2. When you think about reducing your food intake, the innate fear of feeling hungry is triggered. Have you noticed that when you even simply contemplate going on a diet, you find yourself binging? Hunger is a terrible feeling, one that people have and do kill over, literally. Our natural survival instinct makes the feeling of hunger very unpleasant. And it works! Don’t fight nature…if you are hungry, eat (but wisely).
3. Almost all eating is emotional. Most people have no idea how much of their eating is emotional. Technically, a human could survive on a good, plant-based protein shake and maybe some vitamin/mineral supplements, but that is just not fun. We would rather have hearty soup, warm tea, and crunchy popcorn. The reason is not so much because those things are good for us, as some are, but because we associate them with beautiful memories. Remember having tea with our mothers, or that delectable soup grandma used to make, or hot, buttered popcorn with a good movie? Even if we aren’t conscious of these associations, the memories are still there. If you crave happiness or feeling loved, your need is easily redirected to foods that have been tied to this emotion in the past, which often includes candy, cake, and alcohol!
4. Dieting goes against the basic habit model. Alcoholics Anonymous (AA) has done a lot of research on the issue of habits, coming up with a model of how they are formed. This model, which seems pretty accurate, describes the following:
The Habit: For the sake of this discussion, we’ll use eating/overeating.
Trigger: What causes or brings on the behavior. For eating, it could be difficult emotions, or physical pain, or simply seeing your favorite food on the table in your employer’s break room.
Reward: Release from care, that “warm, fuzzy feeling” or pleasurable oblivion.
For example, a typical trigger might be your boss yelling at you and making you feel bad. You go to your drug of choice—food—to feel better, and for about five minutes you are off in the oblivion of food gratification. Almost instantly, however, you are remorseful about eating that Snickers bar.

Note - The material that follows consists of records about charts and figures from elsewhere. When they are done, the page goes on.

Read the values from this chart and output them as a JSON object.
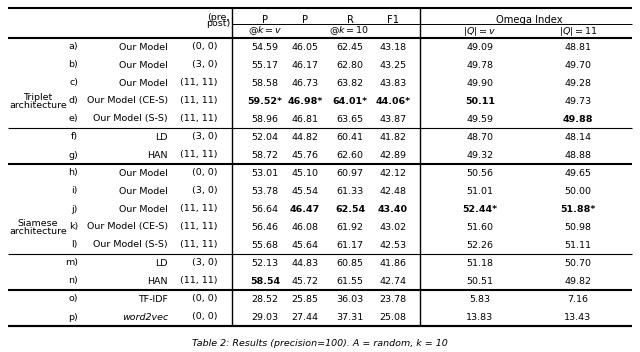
{
  "sections": [
    {
      "group_label": "Triplet\narchitecture",
      "rows": [
        {
          "id": "a)",
          "model": "Our Model",
          "pre_post": "(0, 0)",
          "p_v": "54.59",
          "p_10": "46.05",
          "r_10": "62.45",
          "f1_10": "43.18",
          "omega_v": "49.09",
          "omega_11": "48.81",
          "bold": [],
          "separator_before": false
        },
        {
          "id": "b)",
          "model": "Our Model",
          "pre_post": "(3, 0)",
          "p_v": "55.17",
          "p_10": "46.17",
          "r_10": "62.80",
          "f1_10": "43.25",
          "omega_v": "49.78",
          "omega_11": "49.70",
          "bold": [],
          "separator_before": false
        },
        {
          "id": "c)",
          "model": "Our Model",
          "pre_post": "(11, 11)",
          "p_v": "58.58",
          "p_10": "46.73",
          "r_10": "63.82",
          "f1_10": "43.83",
          "omega_v": "49.90",
          "omega_11": "49.28",
          "bold": [],
          "separator_before": false
        },
        {
          "id": "d)",
          "model": "Our Model (CE-S)",
          "pre_post": "(11, 11)",
          "p_v": "59.52*",
          "p_10": "46.98*",
          "r_10": "64.01*",
          "f1_10": "44.06*",
          "omega_v": "50.11",
          "omega_11": "49.73",
          "bold": [
            "p_v",
            "p_10",
            "r_10",
            "f1_10",
            "omega_v"
          ],
          "separator_before": false
        },
        {
          "id": "e)",
          "model": "Our Model (S-S)",
          "pre_post": "(11, 11)",
          "p_v": "58.96",
          "p_10": "46.81",
          "r_10": "63.65",
          "f1_10": "43.87",
          "omega_v": "49.59",
          "omega_11": "49.88",
          "bold": [
            "omega_11"
          ],
          "separator_before": false
        },
        {
          "id": "f)",
          "model": "LD",
          "pre_post": "(3, 0)",
          "p_v": "52.04",
          "p_10": "44.82",
          "r_10": "60.41",
          "f1_10": "41.82",
          "omega_v": "48.70",
          "omega_11": "48.14",
          "bold": [],
          "separator_before": true
        },
        {
          "id": "g)",
          "model": "HAN",
          "pre_post": "(11, 11)",
          "p_v": "58.72",
          "p_10": "45.76",
          "r_10": "62.60",
          "f1_10": "42.89",
          "omega_v": "49.32",
          "omega_11": "48.88",
          "bold": [],
          "separator_before": false
        }
      ]
    },
    {
      "group_label": "Siamese\narchitecture",
      "rows": [
        {
          "id": "h)",
          "model": "Our Model",
          "pre_post": "(0, 0)",
          "p_v": "53.01",
          "p_10": "45.10",
          "r_10": "60.97",
          "f1_10": "42.12",
          "omega_v": "50.56",
          "omega_11": "49.65",
          "bold": [],
          "separator_before": false
        },
        {
          "id": "i)",
          "model": "Our Model",
          "pre_post": "(3, 0)",
          "p_v": "53.78",
          "p_10": "45.54",
          "r_10": "61.33",
          "f1_10": "42.48",
          "omega_v": "51.01",
          "omega_11": "50.00",
          "bold": [],
          "separator_before": false
        },
        {
          "id": "j)",
          "model": "Our Model",
          "pre_post": "(11, 11)",
          "p_v": "56.64",
          "p_10": "46.47",
          "r_10": "62.54",
          "f1_10": "43.40",
          "omega_v": "52.44*",
          "omega_11": "51.88*",
          "bold": [
            "p_10",
            "r_10",
            "f1_10",
            "omega_v",
            "omega_11"
          ],
          "separator_before": false
        },
        {
          "id": "k)",
          "model": "Our Model (CE-S)",
          "pre_post": "(11, 11)",
          "p_v": "56.46",
          "p_10": "46.08",
          "r_10": "61.92",
          "f1_10": "43.02",
          "omega_v": "51.60",
          "omega_11": "50.98",
          "bold": [],
          "separator_before": false
        },
        {
          "id": "l)",
          "model": "Our Model (S-S)",
          "pre_post": "(11, 11)",
          "p_v": "55.68",
          "p_10": "45.64",
          "r_10": "61.17",
          "f1_10": "42.53",
          "omega_v": "52.26",
          "omega_11": "51.11",
          "bold": [],
          "separator_before": false
        },
        {
          "id": "m)",
          "model": "LD",
          "pre_post": "(3, 0)",
          "p_v": "52.13",
          "p_10": "44.83",
          "r_10": "60.85",
          "f1_10": "41.86",
          "omega_v": "51.18",
          "omega_11": "50.70",
          "bold": [],
          "separator_before": true
        },
        {
          "id": "n)",
          "model": "HAN",
          "pre_post": "(11, 11)",
          "p_v": "58.54",
          "p_10": "45.72",
          "r_10": "61.55",
          "f1_10": "42.74",
          "omega_v": "50.51",
          "omega_11": "49.82",
          "bold": [
            "p_v"
          ],
          "separator_before": false
        }
      ]
    },
    {
      "group_label": "",
      "rows": [
        {
          "id": "o)",
          "model": "TF-IDF",
          "pre_post": "(0, 0)",
          "p_v": "28.52",
          "p_10": "25.85",
          "r_10": "36.03",
          "f1_10": "23.78",
          "omega_v": "5.83",
          "omega_11": "7.16",
          "bold": [],
          "separator_before": false,
          "italic_model": false
        },
        {
          "id": "p)",
          "model": "word2vec",
          "pre_post": "(0, 0)",
          "p_v": "29.03",
          "p_10": "27.44",
          "r_10": "37.31",
          "f1_10": "25.08",
          "omega_v": "13.83",
          "omega_11": "13.43",
          "bold": [],
          "separator_before": false,
          "italic_model": true
        }
      ]
    }
  ],
  "caption": "Table 2: Results (precision=100). A = random, k = 10",
  "font_size": 6.8,
  "header_font_size": 7.2
}
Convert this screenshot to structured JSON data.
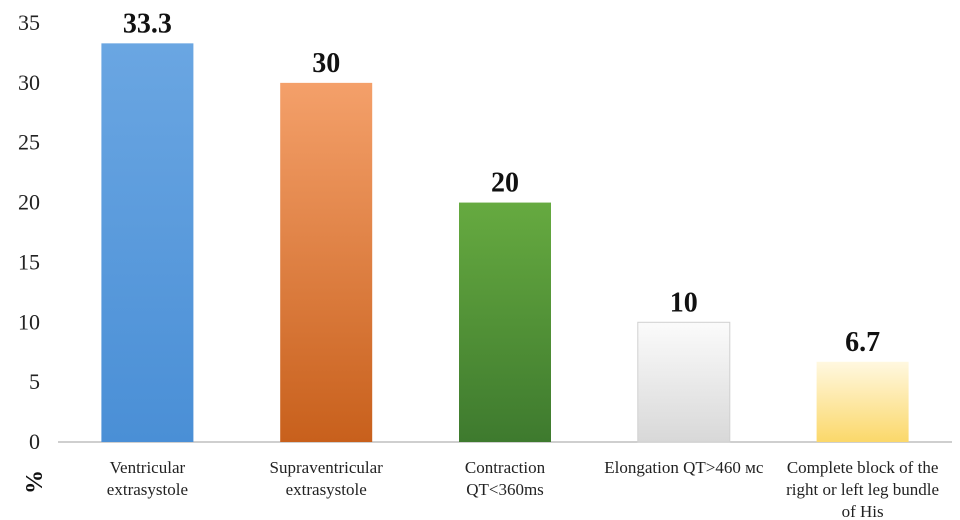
{
  "chart_data": {
    "type": "bar",
    "categories": [
      [
        "Ventricular",
        "extrasystole"
      ],
      [
        "Supraventricular",
        "extrasystole"
      ],
      [
        "Contraction",
        "QT<360ms"
      ],
      [
        "Elongation QT>460 мс"
      ],
      [
        "Complete block of the",
        "right or left leg bundle",
        "of His"
      ]
    ],
    "values": [
      33.3,
      30,
      20,
      10,
      6.7
    ],
    "value_labels": [
      "33.3",
      "30",
      "20",
      "10",
      "6.7"
    ],
    "ylabel": "%",
    "ylim": [
      0,
      35
    ],
    "yticks": [
      0,
      5,
      10,
      15,
      20,
      25,
      30,
      35
    ],
    "grid": false,
    "bar_colors": [
      [
        "#4a8fd6",
        "#6aa6e2"
      ],
      [
        "#c8601c",
        "#f4a06a"
      ],
      [
        "#3e7a2e",
        "#66aa40"
      ],
      [
        "#d8d8d8",
        "#fbfbfb"
      ],
      [
        "#fbd86a",
        "#fff8e0"
      ]
    ]
  }
}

If Diets Don’t Work, What Does?
New mindset. We have to change our attitude toward eating healthily, making it a “lifestyle” and not a diet. We must learn to make better choices not so much to lose weight as because this is part of who we are.
Substitution. We also know from AA that expecting to get rid of all triggers is a losing battle. To switch to a healthier behavior, though, we need some level of immediate payoff from the new habit. As far as eating, your best bet is to replace the unhealthy comfort foods with more nutritious options. I tell people to take all the “fun” foods they love, and come up with a healthy alternative, e.g. raisins instead of M&M’s, a fruit bowl rather than ice cream, and baby carrots instead of chips.
Work on your body intuition. Practice listening to your body more, e.g. when it is hungry and what it seems to be craving. When you start paying closer attention, your body will tell you what it does and does not want to be fed.
Be nice to your inner child. Lastly, allow yourself what I call “breaks” from your normal healthy eating routine—let yourself have the donuts you are craving, or treat yourself to a weekly dinner at your favorite restaurant. Think about it…you wouldn’t drive from Los Angeles to New York without a break, so why expect yourself to never enjoy something yummy that you know isn’t good for you, but is fun?
To succeed in eating better, work with your natural ways of doing things instead of against them. Changing and healing involve work, and shifting bad habits is not always easy, but the rewards of increased love and self-respect that come from a healthier lifestyle are worth every ounce of effort you put in.